Thanks to the fog, traffic on the A591 was bumper-to-bumper, but Hannah strove for patience. Please God, this would prove a wild goose chase. But she owed it to Marc to check it out for herself.

She was on her way home to Undercrag. To make sure that her partner hadn’t taken Cassie there to commit the ultimate betrayal.

When Marc started choking on his own bile, the man tore the tape from his mouth. It hurt, and made his eyes fill with tears. He found himself spewing onto the rock beneath his feet.

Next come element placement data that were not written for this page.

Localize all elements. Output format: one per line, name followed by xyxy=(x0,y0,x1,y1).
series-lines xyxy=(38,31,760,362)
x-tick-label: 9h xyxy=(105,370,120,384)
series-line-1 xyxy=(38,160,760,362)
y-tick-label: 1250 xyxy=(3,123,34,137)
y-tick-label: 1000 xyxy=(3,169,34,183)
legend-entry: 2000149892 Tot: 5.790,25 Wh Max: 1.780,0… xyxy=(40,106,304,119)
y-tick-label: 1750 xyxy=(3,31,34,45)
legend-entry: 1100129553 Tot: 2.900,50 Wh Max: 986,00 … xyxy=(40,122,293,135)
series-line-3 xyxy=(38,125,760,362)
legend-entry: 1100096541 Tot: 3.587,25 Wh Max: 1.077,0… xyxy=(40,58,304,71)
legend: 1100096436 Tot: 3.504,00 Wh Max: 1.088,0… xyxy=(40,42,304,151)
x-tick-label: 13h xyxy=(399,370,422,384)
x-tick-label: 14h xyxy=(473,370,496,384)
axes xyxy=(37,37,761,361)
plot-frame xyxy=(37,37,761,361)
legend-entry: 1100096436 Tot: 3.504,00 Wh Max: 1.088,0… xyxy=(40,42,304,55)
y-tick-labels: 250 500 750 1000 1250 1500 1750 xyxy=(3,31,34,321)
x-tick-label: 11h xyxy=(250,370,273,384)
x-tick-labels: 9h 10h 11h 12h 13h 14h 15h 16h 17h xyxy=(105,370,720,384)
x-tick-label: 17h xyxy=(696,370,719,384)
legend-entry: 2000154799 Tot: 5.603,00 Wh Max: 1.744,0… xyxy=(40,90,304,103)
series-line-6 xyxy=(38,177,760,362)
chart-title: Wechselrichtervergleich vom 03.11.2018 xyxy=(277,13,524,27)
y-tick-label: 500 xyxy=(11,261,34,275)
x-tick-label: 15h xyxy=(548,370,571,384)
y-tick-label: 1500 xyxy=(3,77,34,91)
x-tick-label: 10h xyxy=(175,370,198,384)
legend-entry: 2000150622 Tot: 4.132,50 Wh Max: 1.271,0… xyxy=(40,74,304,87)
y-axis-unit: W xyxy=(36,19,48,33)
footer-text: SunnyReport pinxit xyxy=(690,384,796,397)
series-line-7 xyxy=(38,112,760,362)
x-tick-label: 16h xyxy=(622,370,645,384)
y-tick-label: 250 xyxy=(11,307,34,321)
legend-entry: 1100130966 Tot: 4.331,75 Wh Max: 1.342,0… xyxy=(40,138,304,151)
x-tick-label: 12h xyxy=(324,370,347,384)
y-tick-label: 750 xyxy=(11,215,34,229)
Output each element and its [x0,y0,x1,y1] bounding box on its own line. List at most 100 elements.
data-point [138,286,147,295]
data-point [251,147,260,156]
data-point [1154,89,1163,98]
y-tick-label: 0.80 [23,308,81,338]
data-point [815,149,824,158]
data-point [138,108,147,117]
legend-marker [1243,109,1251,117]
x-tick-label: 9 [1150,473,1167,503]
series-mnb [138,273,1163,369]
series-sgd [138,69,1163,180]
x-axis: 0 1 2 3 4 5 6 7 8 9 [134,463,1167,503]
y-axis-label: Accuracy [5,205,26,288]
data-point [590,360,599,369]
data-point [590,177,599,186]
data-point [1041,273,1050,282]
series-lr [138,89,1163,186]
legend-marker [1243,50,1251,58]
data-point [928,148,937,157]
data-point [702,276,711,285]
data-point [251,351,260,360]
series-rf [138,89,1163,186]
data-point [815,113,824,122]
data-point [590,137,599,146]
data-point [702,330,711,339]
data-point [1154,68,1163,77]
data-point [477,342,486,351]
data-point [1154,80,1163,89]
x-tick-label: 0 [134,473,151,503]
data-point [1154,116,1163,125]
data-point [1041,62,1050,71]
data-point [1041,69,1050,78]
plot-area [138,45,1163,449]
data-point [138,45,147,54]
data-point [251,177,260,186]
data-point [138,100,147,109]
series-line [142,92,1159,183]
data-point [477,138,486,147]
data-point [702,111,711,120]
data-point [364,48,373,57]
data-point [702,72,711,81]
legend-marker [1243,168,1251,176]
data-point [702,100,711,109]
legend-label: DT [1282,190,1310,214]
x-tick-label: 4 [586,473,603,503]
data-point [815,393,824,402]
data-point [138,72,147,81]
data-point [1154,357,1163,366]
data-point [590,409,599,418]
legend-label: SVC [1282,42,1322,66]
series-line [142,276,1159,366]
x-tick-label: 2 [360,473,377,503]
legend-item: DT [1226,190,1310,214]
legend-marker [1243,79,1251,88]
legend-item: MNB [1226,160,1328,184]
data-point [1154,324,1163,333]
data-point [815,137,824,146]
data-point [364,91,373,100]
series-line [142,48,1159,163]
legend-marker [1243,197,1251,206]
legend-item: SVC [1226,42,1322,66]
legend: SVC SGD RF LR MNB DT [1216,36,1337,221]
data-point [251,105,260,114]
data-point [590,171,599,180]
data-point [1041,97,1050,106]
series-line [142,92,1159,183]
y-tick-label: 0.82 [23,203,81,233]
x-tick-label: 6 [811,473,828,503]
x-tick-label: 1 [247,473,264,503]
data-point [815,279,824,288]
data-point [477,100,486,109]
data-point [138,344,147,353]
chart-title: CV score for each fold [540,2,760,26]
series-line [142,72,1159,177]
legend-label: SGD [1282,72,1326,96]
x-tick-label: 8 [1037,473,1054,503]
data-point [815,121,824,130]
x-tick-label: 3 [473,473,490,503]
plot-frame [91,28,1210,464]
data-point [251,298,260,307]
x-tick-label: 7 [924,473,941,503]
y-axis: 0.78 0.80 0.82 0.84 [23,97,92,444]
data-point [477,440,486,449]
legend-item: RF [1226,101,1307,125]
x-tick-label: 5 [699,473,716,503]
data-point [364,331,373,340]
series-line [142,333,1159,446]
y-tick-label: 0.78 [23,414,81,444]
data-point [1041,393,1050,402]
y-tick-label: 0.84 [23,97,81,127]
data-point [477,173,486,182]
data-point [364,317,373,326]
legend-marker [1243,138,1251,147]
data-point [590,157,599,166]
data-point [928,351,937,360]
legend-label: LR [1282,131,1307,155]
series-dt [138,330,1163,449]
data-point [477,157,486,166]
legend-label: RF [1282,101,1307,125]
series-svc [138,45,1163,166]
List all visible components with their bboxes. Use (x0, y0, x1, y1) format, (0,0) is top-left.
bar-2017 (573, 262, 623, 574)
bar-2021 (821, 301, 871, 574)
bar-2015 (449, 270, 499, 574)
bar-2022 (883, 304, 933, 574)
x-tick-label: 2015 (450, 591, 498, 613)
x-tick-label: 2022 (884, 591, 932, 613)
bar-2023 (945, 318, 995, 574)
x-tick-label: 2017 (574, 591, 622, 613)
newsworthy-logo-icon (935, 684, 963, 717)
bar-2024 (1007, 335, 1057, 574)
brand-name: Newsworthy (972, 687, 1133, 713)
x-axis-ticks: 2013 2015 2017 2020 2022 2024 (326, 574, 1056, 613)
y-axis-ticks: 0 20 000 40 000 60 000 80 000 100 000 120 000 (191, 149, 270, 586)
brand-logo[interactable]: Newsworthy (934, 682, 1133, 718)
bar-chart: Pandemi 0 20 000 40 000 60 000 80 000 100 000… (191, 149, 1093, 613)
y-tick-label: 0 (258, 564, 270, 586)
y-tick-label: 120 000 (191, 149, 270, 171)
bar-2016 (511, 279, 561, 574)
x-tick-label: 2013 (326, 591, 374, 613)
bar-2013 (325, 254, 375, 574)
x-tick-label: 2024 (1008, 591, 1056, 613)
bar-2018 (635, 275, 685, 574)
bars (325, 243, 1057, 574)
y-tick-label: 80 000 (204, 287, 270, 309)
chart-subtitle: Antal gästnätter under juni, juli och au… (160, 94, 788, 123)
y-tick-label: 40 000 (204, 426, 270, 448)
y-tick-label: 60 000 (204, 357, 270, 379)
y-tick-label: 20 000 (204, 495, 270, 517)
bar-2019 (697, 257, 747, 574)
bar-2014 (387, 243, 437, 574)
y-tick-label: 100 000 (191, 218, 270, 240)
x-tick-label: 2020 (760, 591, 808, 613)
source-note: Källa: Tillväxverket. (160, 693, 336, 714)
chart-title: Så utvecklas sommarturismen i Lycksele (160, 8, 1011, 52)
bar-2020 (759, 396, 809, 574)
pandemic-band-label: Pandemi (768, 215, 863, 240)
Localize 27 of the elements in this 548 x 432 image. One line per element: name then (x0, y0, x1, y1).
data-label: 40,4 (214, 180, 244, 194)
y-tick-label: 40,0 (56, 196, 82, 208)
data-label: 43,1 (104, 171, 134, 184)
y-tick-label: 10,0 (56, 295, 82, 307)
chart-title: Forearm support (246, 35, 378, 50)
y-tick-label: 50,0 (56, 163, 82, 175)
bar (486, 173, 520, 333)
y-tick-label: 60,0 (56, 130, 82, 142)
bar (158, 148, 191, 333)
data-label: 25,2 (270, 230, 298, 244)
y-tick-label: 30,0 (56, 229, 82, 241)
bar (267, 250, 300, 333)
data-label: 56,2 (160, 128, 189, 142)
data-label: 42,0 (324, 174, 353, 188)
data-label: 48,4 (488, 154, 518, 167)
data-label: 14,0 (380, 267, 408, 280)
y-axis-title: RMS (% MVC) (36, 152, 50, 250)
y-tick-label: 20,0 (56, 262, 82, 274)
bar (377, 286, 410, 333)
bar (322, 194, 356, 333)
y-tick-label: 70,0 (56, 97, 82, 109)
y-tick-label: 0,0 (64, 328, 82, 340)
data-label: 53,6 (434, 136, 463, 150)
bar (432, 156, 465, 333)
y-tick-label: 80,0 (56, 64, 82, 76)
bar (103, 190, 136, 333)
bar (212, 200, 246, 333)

‘That isn’t to allow you to talk, do you understand?’ the man said. ‘I’m not into dialogue. But I would hate you to choke on your own vomit. Too quick, too easy.’

This was Ro, had to be. But he was Arlo Denstone, the expert on Thomas De Quincey. Marc understood nothing, except that he was in danger. The man had brought him here to die.

His mouth formed a single word.

Why ?

‘I don’t believe in explanations,’ Ro said. ‘Life and death, how can they be explained? De Quincey knew what I’m aiming for. Virginia Woolf said he was transfixed by the mysterious solemnity of certain emotions. How one moment might transcend in value fifty whole years. An impassioned man, Thomas, but he got his kicks from writing, not from the things he did. A difference between us, though I swear he’d share my taste for Grand Guignol. My destiny is to make nightmares come true, the way they came true for me.’